Павлику захотелось посмотреть на «Альбатрос» издалека. Сейнер он нашел в той стороне, куда устремлялась белая полоса течения. «Альбатрос» был похож на чайку, мирно дремлющую на голубом сверкающем шелку моря…
Впереди баркаса раздался шумный всплеск. На воде закачалось несколько желтых пробок, от которых во все стороны расходились мелкие круги. Флажка почему-то не было видно.
— Как же вы без флажка потом найдете? — спросил мальчуган у Лобогрея.
— Почему без флажка? Флажок на месте, — ответил рыбак. Он объяснил, что флажок поднимется над водой лишь после того, как «кошка» зацепится за грунт, а течение натянет капроновую шворку, идущую к буйку.
Брага возвышался на баке, широко расставив короткие ноги. Гундера пропускал между пальцами синий жгут сетей, который тянулся к боцману. А из рук Враги, точно трассирующие пули, вылетали желтые круглячки поплавков и устремлялись в глубину.

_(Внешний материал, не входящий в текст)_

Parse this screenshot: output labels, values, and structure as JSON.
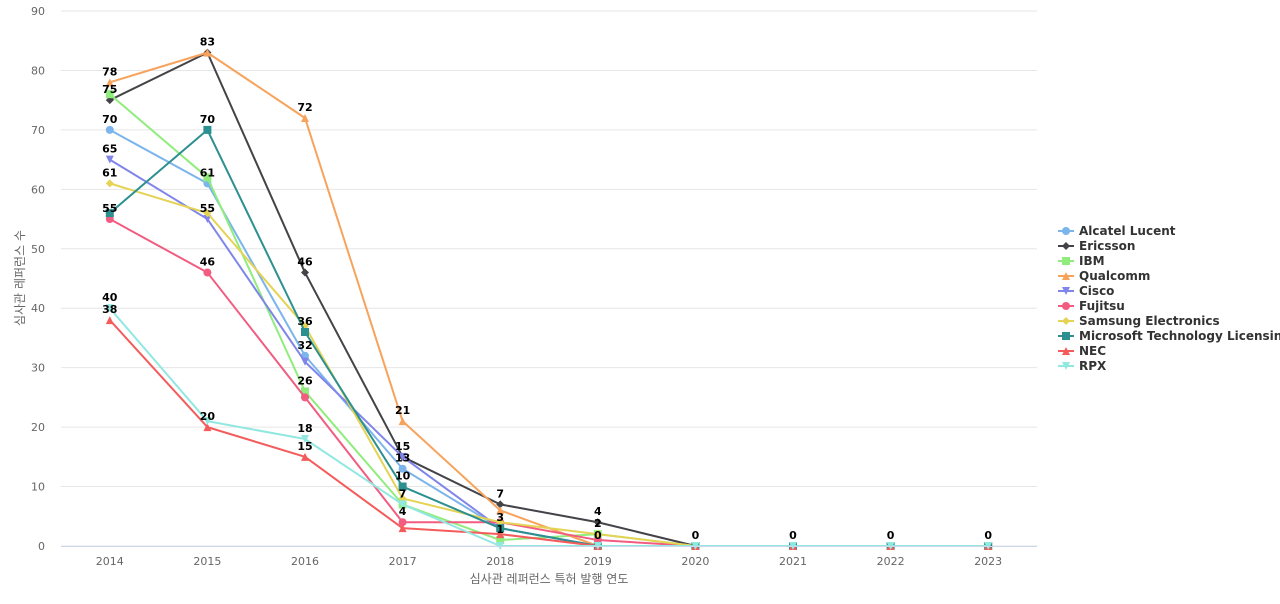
{
  "chart_data": {
    "type": "line",
    "title": "",
    "xlabel": "심사관 레퍼런스 특허 발행 연도",
    "ylabel": "심사관 레퍼런스 수",
    "categories": [
      "2014",
      "2015",
      "2016",
      "2017",
      "2018",
      "2019",
      "2020",
      "2021",
      "2022",
      "2023"
    ],
    "ylim": [
      0,
      90
    ],
    "yticks": [
      0,
      10,
      20,
      30,
      40,
      50,
      60,
      70,
      80,
      90
    ],
    "grid": true,
    "legend_position": "right",
    "series": [
      {
        "name": "Alcatel Lucent",
        "color": "#7cb5ec",
        "marker": "circle",
        "values": [
          70,
          61,
          32,
          13,
          3,
          0,
          0,
          0,
          0,
          0
        ]
      },
      {
        "name": "Ericsson",
        "color": "#434348",
        "marker": "diamond",
        "values": [
          75,
          83,
          46,
          15,
          7,
          4,
          0,
          0,
          0,
          0
        ]
      },
      {
        "name": "IBM",
        "color": "#90ed7d",
        "marker": "square",
        "values": [
          76,
          62,
          26,
          7,
          1,
          2,
          0,
          0,
          0,
          0
        ]
      },
      {
        "name": "Qualcomm",
        "color": "#f7a35c",
        "marker": "triangle",
        "values": [
          78,
          83,
          72,
          21,
          6,
          0,
          0,
          0,
          0,
          0
        ]
      },
      {
        "name": "Cisco",
        "color": "#8085e9",
        "marker": "triangle-down",
        "values": [
          65,
          55,
          31,
          15,
          3,
          0,
          0,
          0,
          0,
          0
        ]
      },
      {
        "name": "Fujitsu",
        "color": "#f15c80",
        "marker": "circle",
        "values": [
          55,
          46,
          25,
          4,
          4,
          1,
          0,
          0,
          0,
          0
        ]
      },
      {
        "name": "Samsung Electronics",
        "color": "#e4d354",
        "marker": "diamond",
        "values": [
          61,
          56,
          37,
          8,
          4,
          2,
          0,
          0,
          0,
          0
        ]
      },
      {
        "name": "Microsoft Technology Licensing",
        "color": "#2b908f",
        "marker": "square",
        "values": [
          56,
          70,
          36,
          10,
          3,
          0,
          0,
          0,
          0,
          0
        ]
      },
      {
        "name": "NEC",
        "color": "#f45b5b",
        "marker": "triangle",
        "values": [
          38,
          20,
          15,
          3,
          2,
          0,
          0,
          0,
          0,
          0
        ]
      },
      {
        "name": "RPX",
        "color": "#91e8e1",
        "marker": "triangle-down",
        "values": [
          40,
          21,
          18,
          7,
          0,
          0,
          0,
          0,
          0,
          0
        ]
      }
    ],
    "data_labels": [
      {
        "category": "2014",
        "values": [
          78,
          75,
          70,
          65,
          61,
          55,
          40,
          38
        ]
      },
      {
        "category": "2015",
        "values": [
          83,
          70,
          61,
          55,
          46,
          20
        ]
      },
      {
        "category": "2016",
        "values": [
          72,
          46,
          36,
          32,
          26,
          18,
          15
        ]
      },
      {
        "category": "2017",
        "values": [
          21,
          15,
          13,
          10,
          7,
          4
        ]
      },
      {
        "category": "2018",
        "values": [
          7,
          3,
          1
        ]
      },
      {
        "category": "2019",
        "values": [
          4,
          2,
          0
        ]
      },
      {
        "category": "2020",
        "values": [
          0
        ]
      },
      {
        "category": "2021",
        "values": [
          0
        ]
      },
      {
        "category": "2022",
        "values": [
          0
        ]
      },
      {
        "category": "2023",
        "values": [
          0
        ]
      }
    ]
  }
}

Грузила гулко тараторили по форштевню баркаса. Снасть была связана из таких петель, сквозь которые можно было свободно просунуть голову. Баркас шел кормой вперед, гонимый веслами рыбаков и стремительным течением. Боцман изредка покрикивал на гребцов, чтобы не юлили из стороны в сторону.
Камбальные сети высыпали быстро. Брага бросил за борт вторую «кошку», потом буек. Гребцы налегли на весла, перегоняя баркас в другое место. «Альбатрос», словно конвой, следовал позади. Боцман и Гундера поменялись местами. Теперь Брага хлопотал над корзиной с крючьями, а рыбак стоял на баке, перебирая руками шворку, с которой свисали наживленные крючья.
12
Розмах — маховое колесо.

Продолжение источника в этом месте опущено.